0 votes
asked by (120 points)
edited by

I am studying a 1d periodic quantum chain by DMRG, and want to measure (psi, O * psi) for an operator that is a tensor product of N two-site operators, N being the number of lattice sites. While I know I how to write O as a periodic MPO, where every site is the same tensor T, I do not know how to link the leftmost site 1 to the rightmost site N. Can I add fictitious links for all neighboring pairs (1,2) (2,3) (3,4) ... (N-1,N) to connect 1 and N?

I know that ITensor is mainly designed for open chains, but for my current project it is quite important that I study the periodic chain, even if I am limited to short chains due to the much worse computational efficiency.

AutoMPO is able to construct an MPO even when there is an interaction involving sites 1 and N, so I wonder if there is some universal way to do this for any MPO. AutoMPO assumes that we have a sum of tensor products of one-site operators, but I hope to relax this assumption.

I also tried the following and failed: act twice by a right-moving translation MPO constructed out of swaps, and then setting sites 2 and 3 to be T. I surmise that the failure is because after acting translation, the physical link (N,1) is now represented by numerous links involving all sites in the open MPO representation, and setting 2 and 3 to T destroyed some of those links.

Another workaround is try to represent my MPO as a product of few-site gates, say 2-site.
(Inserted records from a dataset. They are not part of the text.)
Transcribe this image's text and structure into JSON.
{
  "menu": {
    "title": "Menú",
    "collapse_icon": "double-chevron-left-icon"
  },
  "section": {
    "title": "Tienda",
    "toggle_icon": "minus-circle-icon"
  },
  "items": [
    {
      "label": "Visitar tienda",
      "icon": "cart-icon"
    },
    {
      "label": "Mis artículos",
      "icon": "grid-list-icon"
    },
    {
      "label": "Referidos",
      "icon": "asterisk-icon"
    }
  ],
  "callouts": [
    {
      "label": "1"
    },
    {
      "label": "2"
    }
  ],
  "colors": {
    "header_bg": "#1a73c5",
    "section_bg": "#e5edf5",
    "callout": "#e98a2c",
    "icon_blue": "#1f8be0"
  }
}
In this case, the leftmost and rightmost sites can be linked by a translation(+1)---gate(1,2)---translation(-1) sequence. But generally finding such a product representation for an arbitrary all-site operator may be quite difficult, so I am hoping that there is some alternative.

Thank you very much!

commented by (14.1k points)
What particular problem do you face when you create an open boundary MPO with AutoMPO that connects sites `(N, 1)`? That is the simplest solution.
commented by (120 points)
Thank you for your comment.  If I understand AutoMPO correctly, it requires one to write an operator as a sum of simple tensor products of single-site operators.  The operator I am interested in does not take this form.  Rather, it is a tensor product of N two-site operators.  More concretely, it is (5.14) in https://arxiv.org/abs/2008.08598.

2 Answers

0 votes
answered by (550 points)

You can consider a ladder with only two rungs as a chain with periodic boundary conditons.

commented by (120 points)
Thank you for your answer, but unfortunately as a novice I could not understand what you meant.  Could you please say a little more about your suggestion?

To be a little more specific, I am studying a 1d quantum chain by DMRG, and want to measure (psi, O * psi) for a periodic MPO O.  My question was how to construct O in ITensor, given the open nature of MPS and MPOs it uses.
0 votes
answered by (14.1k points)

Continueing from discussion above:

I don't understand all of the notation there, but indeed stat mech models are a bit outside the scope of AutoMPO. However, my understanding was that every MPO/operator should be expandable in terms of a sum of tensor products of single-site operators (for example for a qubit or spin-1/2 system, tensor products of pauli operators form a complete basis), so in principle if you could expand the MPO in a complete operator basis and then put it into AutoMPO. Maybe that is only the case for Hermitian operators and your example isn't Hermitian?

However, if you already have the analytic form of the MPO tensors, to make an MPO periodic really just requires making the first and last dangling indices equal. For example:

  function make_mpo_tensor(s, l, r)
    T = ITensor(s, s', l, r)
    # Code to set the elements of the MPO tensor goes here
  end

  # N site system
   N = 4
   l = [Index(3, "l$n") for n in 1:N]
   s = [Index(2, "s$n") for n in 1:N]

  M = MPO(N)
  M[1] = make_mpo_tensor(s[1], l[N], l[1])
  for n in 2:N
    M[n] = make_mpo_tensor(s[n], l[n-1], l[n])
  end

For smaller systems, you can contract them all together with prod(M) or contract(M...) to see that you are only left with site indices and it should be the exponentially large operator you are looking for.

Note that built-in ITensor functions like inner(psi, M, psi) won't generally work with these kinds of MPOs (but those shouldn't be hard to write on your own). You can also manually turn this kind of periodic MPO into an open boundary MPO with a larger bond dimension by running the extra link index through the system (essentially by contracting with an identity MPO that has link indices that are the same as the link indices at the edges of the system).

commented by (14.1k points)
Also to add on, you could always start by making a finite MPO by picking some boundary condition for the MPO, and then make the system size larger to get the thermodynamic limit. This would allow you to make use of all of the finite MPS/MPO code in ITensor, and not pay the extra cost of using periodic MPS/MPO. But maybe you are interested in comparing to exact results for periodic systems or making use of certain periodic boundary conditions?